One of my thoughts is to split that to some less weighted files, load after that and merge. But I ran into the same problem load it first. I would be very grateful for tips on how to deal with this.

SollPicher
  • 11
  • 1
  • Maybe load your JSON into a memory-backed store, like Redis, and use the Python API to query. Start with a subset, measure memory usage, and scale up if your system allows. – Alex Reynolds May 08 '23 at 21:24
  • 1
    _gives a memory error (which is not about RAM, as I can see, cause I have 256 GB)_ That's no guarantee.
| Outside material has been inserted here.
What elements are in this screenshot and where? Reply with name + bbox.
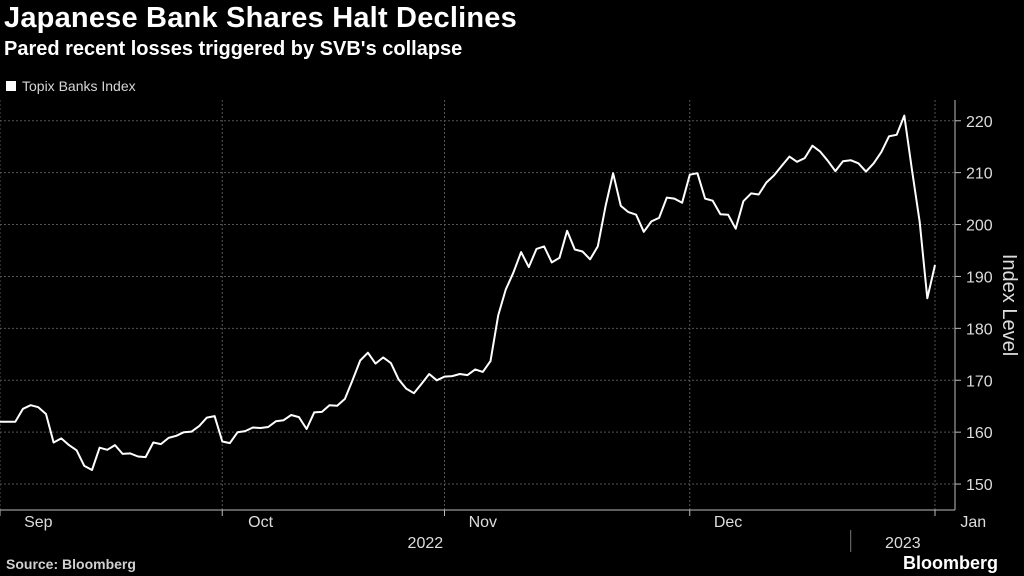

First, other things running on your computer are taking up some of that memory; second, the memory usage of objects is generally much more than their textual size in a file; and third, it literally says "memory error"! What ELSE do you suppose the problem would be, if not RAM?! – John Gordon May 08 '23 at 22:15
  • @JohnGordon I use cloud computing for this and track memory usage - memory error comes up far away from whole RAM filled (~ 80gb, left vacant 150gb+). After research I found that It may be a point of limitation for python process weight (but I am not sure). – SollPicher May 08 '23 at 23:17
  • @AlexReynolds I'll look into it, thanks. But I don't think I can take the file out of my environment. – SollPicher May 08 '23 at 23:21

1 Answers1

0

Your usage of ijson doesn't populate the list because you are using an inappropriate function.

ijson.items yield multiple objects only if you give a prefix that matches multiple objects. Those usually traverse a list of elements, so you'll see somewhere else n the prefix the word item.

OTOH, what you want to traverse iteratively is the lemmas object, which has many keys and values -- and you want to accumulate only the values. Using ijson.kvitems should do the trick:

for key, lemmas in ijson.kvitens(f, 'lemmas'):
    # key is "0", "1", ...
    # value is ["test0", "test0"], ["test1", "test1"], ...

This should allow you to traverse the entire file and do something sensible with it. Note that trying to load all these lemmas into memory might still not be possible if there are too many of them. In that case you could, as you were suggesting, use ijson to break down the file into smaller ones that could be processed separately, which might or not be possible depending on what you're trying to do.

Rodrigo Tobar
  • 569
  • 4
  • 13